With the FTC reports as evidence of the persistent issue of disproportionate power held by the top PBMs, states have recognized that legislation is necessary to limit this power. The first state to make waves was Arkansas with Act 624. With very limited exceptions, the Act prohibits PBMs from holding a permit for the retail sale of drugs in the state. In other words, PBMs are prohibited from owning retail or mail-order pharmacies in Arkansas. Considering the integrated nature of the major PBMs and their affiliated pharmacies, this law has massive implications for their operation in the state. The law will impact dispensing channels, operational structures and efficiencies, and overall access. While it will cause major disruptions for how the large PBMs function in the state, the legislation’s intention is to return business to locally owned pharmacies, remove limitations on patient access, and broadly improve affordability for patients.

Consistent with trends in state legislation, typically when a law is successfully passed in one state, similar bills will be drafted and introduced in other states that share the same goals. The passing of Act 624 was no exception. Arizona, Tennessee, New York, Vermont, Texas, and Oklahoma are among a number of states that have introduced legislation largely aligning with Arkansas Act 624. Should these bills pass as well, it will lead to severe disruption for the PBMs vertically integrated in those states.

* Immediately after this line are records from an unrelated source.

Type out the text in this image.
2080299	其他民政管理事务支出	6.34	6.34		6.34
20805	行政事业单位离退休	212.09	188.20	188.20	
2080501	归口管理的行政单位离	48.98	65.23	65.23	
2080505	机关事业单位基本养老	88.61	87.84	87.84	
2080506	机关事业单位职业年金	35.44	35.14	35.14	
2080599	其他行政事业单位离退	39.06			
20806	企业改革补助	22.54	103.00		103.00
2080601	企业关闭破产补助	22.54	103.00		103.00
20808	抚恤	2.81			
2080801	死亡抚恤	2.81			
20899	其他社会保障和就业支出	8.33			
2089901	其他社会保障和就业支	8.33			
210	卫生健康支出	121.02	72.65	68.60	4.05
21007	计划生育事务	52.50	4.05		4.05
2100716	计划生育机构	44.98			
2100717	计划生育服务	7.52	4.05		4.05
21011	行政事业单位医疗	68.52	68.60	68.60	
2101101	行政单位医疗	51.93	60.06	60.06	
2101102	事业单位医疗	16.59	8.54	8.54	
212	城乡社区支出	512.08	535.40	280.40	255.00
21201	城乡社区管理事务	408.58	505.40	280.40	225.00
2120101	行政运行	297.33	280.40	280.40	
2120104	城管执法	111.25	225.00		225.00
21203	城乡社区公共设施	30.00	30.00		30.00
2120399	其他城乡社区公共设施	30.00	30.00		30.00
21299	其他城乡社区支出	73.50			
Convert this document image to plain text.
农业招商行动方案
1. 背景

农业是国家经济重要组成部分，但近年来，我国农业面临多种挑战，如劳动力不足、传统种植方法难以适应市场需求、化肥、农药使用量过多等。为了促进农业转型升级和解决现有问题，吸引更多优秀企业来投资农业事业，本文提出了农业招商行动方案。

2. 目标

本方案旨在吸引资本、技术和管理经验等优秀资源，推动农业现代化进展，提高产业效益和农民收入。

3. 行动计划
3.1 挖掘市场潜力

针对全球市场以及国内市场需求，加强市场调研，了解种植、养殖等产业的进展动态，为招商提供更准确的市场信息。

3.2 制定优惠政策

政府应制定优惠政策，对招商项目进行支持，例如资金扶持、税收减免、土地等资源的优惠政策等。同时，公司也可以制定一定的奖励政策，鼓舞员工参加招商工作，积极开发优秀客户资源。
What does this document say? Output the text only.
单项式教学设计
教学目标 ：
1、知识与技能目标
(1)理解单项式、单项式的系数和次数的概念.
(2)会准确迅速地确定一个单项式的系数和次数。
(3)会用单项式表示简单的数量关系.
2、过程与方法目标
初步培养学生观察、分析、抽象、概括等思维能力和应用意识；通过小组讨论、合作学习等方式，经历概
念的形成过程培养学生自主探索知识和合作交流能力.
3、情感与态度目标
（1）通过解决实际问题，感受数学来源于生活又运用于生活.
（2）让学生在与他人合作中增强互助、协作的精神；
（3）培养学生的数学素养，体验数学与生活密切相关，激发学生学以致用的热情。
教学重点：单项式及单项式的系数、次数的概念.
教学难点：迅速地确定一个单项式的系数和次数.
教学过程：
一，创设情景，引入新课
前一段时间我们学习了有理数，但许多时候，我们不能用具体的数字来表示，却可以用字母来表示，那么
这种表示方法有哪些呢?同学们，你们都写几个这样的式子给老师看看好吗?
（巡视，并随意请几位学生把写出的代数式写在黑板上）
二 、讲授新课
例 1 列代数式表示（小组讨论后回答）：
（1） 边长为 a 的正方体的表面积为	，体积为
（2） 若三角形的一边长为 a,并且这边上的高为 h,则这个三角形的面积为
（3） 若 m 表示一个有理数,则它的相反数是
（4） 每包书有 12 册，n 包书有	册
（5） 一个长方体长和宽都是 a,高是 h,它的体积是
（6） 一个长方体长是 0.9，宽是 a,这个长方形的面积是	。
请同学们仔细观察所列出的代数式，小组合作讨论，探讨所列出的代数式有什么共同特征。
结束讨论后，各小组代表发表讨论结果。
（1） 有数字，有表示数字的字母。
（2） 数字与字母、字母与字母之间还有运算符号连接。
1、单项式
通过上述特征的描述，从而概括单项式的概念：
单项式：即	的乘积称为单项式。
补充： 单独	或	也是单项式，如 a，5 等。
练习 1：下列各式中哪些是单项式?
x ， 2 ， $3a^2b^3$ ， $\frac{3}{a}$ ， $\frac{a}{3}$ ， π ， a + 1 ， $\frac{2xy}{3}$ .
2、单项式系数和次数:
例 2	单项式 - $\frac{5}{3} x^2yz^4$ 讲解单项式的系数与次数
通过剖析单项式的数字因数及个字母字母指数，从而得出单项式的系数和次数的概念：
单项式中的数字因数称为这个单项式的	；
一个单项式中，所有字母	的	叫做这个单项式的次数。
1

What does this mean for self-funded health plans? If more states follow suit and pass legislation to prohibit PBM ownership of retail and mail-order pharmacies, self-funded health plans can expect, in the short term, the destabilization of pharmacy networks, modifications to dispensing channels, and shifts in contractual language. While it is uncertain if these laws will pass, third-party administrators and self-funded health plans should monitor state law developments to prepare for changes to the pharmacy landscape. Staying informed of new legislation and preparing for the implications of those laws will alleviate the downstream impact when PBMs are forced to modify their operational structures and mitigate risks associated with plan participants’ access to necessary medications.